This study proposes a structural strain test method for investigating the buckling pressure of a composite shell in a high hydrostatic pressure water environment and the effects of different initial defects.

A high hydrostatic pressure test is conducted on a composite shell, and the strain of the structure is measured under 15 MPa hydrostatic pressure using the deep-water 3D-DIC (digital image correlation) method based on a high pressure shield. The results are compared to numerical simulations to confirm the feasibility of the 3D-DIC test system in a high hydrostatic pressure environment and verify the accuracy of the numerical method. Based on the numerical simulation method, research is then conducted on the buckling behavior of the composite shell.
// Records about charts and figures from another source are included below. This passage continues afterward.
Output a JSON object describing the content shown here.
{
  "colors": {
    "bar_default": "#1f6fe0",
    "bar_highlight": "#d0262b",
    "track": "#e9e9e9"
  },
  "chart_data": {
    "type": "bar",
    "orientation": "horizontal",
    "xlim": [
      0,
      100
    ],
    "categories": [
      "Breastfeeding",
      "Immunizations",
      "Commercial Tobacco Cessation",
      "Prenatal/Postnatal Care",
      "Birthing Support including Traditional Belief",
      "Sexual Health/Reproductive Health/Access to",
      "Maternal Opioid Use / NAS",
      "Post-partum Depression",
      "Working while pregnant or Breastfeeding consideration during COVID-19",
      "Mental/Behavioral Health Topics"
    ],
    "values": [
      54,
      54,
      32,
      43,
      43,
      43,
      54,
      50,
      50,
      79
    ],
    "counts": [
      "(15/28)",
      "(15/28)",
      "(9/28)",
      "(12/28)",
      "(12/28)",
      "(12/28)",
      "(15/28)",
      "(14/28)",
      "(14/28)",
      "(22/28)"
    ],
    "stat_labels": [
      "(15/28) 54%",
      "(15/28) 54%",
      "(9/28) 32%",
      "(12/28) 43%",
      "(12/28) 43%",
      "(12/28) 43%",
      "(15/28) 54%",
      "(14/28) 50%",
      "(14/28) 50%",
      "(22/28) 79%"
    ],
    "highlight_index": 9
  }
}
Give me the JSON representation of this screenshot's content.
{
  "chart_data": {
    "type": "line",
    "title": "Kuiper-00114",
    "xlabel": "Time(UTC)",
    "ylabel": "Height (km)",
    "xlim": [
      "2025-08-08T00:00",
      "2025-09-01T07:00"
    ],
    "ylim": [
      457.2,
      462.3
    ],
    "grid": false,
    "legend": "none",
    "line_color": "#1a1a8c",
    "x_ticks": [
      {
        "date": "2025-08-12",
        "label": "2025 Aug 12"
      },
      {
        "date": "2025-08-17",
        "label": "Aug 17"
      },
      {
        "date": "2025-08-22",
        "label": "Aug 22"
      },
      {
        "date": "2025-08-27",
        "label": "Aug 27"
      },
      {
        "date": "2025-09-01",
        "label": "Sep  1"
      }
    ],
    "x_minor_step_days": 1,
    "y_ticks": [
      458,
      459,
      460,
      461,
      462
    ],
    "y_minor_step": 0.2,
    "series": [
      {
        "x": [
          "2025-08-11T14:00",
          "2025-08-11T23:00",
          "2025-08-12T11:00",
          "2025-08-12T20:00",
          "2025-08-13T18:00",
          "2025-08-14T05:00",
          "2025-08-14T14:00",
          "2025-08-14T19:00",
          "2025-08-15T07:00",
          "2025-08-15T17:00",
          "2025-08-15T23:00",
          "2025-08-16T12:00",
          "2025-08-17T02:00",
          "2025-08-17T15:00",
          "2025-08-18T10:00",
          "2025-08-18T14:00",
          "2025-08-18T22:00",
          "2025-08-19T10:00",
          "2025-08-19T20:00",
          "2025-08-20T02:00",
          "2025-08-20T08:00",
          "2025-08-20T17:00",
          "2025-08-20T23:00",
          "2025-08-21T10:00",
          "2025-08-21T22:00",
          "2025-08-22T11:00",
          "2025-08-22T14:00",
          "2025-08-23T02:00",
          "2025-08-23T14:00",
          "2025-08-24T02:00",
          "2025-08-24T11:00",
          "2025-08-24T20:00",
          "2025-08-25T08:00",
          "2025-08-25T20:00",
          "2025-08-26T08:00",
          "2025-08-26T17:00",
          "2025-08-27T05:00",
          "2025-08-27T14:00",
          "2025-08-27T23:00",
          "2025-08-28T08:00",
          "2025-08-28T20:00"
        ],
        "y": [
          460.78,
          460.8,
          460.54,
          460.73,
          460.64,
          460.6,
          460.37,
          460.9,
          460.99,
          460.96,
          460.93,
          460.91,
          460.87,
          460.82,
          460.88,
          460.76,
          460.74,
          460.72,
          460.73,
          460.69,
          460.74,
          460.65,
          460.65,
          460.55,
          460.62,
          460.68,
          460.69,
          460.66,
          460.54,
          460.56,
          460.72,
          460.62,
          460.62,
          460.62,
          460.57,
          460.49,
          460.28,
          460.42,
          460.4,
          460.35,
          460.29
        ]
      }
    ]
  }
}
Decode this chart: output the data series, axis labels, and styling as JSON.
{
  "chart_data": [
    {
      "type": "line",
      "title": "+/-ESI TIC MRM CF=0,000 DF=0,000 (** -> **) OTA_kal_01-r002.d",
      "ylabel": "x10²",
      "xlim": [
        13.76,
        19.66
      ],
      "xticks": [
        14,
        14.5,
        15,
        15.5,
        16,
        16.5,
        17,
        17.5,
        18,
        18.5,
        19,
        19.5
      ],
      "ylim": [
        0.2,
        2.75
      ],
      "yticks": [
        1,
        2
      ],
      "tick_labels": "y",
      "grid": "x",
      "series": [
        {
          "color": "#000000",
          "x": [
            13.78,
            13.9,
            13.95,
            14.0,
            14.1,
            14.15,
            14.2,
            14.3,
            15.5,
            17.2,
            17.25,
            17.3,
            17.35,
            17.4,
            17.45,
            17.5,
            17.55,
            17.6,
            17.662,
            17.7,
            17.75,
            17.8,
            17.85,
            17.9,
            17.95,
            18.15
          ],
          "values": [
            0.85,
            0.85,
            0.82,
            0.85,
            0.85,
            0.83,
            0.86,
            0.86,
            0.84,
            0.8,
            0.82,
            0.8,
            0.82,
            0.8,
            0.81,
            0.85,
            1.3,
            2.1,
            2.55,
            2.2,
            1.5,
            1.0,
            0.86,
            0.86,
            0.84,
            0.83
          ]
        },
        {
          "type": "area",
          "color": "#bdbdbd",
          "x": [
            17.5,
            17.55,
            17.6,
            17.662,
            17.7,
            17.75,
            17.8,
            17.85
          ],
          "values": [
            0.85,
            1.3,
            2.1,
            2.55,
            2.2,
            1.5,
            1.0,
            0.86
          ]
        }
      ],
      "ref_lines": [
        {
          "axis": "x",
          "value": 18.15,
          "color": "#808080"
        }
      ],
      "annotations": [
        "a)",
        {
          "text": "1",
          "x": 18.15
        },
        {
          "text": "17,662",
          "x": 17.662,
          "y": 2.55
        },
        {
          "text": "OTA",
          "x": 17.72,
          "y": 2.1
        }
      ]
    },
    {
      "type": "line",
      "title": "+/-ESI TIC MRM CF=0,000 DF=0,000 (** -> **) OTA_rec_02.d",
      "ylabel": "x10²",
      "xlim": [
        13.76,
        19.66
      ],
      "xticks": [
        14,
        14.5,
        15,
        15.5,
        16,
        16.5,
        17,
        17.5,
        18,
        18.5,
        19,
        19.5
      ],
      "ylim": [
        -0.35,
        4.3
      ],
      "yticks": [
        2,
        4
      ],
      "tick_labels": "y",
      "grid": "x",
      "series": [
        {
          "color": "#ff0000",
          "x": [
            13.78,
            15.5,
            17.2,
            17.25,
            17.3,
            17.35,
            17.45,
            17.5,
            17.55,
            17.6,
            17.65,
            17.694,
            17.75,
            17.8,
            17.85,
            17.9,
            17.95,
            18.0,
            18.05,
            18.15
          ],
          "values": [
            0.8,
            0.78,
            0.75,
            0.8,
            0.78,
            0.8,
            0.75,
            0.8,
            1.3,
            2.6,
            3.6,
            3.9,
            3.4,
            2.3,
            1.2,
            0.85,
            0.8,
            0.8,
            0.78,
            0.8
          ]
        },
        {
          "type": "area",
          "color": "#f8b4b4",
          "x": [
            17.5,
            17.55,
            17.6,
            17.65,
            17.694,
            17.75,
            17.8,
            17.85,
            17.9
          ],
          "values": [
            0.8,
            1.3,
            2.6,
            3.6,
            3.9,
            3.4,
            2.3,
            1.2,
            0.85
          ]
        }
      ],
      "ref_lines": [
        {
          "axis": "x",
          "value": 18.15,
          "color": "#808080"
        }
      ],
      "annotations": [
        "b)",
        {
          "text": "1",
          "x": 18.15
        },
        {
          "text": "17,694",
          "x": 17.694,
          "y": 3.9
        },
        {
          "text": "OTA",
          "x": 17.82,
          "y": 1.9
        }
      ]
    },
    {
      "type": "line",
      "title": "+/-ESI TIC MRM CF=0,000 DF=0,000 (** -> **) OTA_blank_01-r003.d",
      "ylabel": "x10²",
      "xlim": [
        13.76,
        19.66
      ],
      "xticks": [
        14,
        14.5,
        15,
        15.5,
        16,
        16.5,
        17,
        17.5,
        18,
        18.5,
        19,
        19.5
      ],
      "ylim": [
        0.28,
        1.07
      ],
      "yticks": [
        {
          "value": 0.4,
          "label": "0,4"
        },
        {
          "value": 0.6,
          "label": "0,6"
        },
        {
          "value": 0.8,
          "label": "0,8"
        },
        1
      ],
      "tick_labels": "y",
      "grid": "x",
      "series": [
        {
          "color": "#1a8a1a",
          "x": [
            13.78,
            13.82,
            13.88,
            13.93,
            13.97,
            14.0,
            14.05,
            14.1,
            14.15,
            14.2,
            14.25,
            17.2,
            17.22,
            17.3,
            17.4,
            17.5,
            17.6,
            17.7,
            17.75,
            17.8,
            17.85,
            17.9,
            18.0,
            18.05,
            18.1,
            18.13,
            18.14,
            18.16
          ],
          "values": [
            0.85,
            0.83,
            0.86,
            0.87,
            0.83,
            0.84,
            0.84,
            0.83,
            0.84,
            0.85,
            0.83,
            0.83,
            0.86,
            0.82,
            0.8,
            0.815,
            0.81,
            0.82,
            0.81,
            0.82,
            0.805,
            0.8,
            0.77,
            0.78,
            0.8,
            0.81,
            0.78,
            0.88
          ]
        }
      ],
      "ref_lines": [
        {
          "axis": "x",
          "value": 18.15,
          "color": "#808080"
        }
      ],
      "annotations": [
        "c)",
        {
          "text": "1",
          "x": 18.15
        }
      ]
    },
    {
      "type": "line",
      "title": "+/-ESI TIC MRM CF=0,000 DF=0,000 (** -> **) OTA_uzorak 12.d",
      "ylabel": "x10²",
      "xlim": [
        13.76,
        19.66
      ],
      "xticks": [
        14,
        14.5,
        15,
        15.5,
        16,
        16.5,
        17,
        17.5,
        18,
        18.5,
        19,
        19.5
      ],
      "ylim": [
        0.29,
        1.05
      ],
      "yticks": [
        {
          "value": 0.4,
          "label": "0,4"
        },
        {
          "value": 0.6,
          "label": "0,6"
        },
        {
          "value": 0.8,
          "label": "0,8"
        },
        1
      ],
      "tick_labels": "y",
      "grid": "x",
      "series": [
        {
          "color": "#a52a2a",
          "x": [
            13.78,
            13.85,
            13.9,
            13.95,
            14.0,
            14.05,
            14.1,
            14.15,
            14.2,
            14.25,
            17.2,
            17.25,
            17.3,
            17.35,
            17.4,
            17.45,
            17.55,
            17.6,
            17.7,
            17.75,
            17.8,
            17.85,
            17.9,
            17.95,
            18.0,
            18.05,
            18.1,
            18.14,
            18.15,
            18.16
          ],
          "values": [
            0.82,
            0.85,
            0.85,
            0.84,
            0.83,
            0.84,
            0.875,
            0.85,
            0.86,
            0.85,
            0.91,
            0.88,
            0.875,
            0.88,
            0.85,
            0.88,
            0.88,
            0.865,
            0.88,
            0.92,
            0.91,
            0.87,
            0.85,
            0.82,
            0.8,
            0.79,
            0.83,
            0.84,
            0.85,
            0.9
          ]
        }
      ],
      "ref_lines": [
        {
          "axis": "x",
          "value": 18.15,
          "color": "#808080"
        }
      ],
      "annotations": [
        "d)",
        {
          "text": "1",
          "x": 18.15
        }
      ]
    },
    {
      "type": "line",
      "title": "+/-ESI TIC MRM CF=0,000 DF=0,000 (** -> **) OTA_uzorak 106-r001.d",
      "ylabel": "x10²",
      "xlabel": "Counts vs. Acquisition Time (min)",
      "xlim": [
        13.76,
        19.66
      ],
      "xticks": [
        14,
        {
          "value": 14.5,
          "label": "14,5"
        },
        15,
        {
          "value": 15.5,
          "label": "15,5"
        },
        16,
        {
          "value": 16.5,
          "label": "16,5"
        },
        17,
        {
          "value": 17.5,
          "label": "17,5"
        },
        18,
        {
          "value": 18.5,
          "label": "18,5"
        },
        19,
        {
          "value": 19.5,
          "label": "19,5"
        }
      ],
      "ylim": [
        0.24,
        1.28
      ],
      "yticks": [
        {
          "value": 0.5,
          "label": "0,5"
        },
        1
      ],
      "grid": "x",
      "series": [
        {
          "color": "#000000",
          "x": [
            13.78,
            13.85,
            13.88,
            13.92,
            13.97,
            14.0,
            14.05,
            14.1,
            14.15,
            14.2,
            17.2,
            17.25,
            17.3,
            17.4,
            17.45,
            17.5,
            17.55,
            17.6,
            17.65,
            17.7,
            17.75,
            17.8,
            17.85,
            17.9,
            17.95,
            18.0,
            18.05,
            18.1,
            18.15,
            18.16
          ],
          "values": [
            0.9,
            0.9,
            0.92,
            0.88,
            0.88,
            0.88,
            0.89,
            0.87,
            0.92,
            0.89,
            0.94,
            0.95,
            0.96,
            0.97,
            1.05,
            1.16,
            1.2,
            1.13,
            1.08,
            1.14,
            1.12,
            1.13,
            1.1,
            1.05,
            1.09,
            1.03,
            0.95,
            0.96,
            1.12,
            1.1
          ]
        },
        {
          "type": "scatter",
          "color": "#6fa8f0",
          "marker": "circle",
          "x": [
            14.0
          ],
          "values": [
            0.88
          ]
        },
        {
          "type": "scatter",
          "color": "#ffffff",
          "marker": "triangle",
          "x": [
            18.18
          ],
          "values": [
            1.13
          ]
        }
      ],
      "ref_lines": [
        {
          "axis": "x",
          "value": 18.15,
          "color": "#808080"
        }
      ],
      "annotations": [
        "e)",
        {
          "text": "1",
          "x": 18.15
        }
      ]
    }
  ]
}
The average error between the experimental results and numerical simulation results is found to be 7.2%. In addition, the ultimate load capacity of the composite shell is found to be in an almost quadratic function relationship to the size of the added geometric defects in different modes, and the average gradient of change in the ultimate load capacity is 1.48-2.12 MPa/mm in the first order mode and 1-4.32 MPa/mm in the third order mode.

3D-DIC test technology allows for the accurate strain measurement of composite shells in high hydrostatic pressure environments. Moreover, in such an environment, geometric defects largely affect the ultimate load capacity of the composite shell, while third-order modes are affected to a greater extent than first-order modes.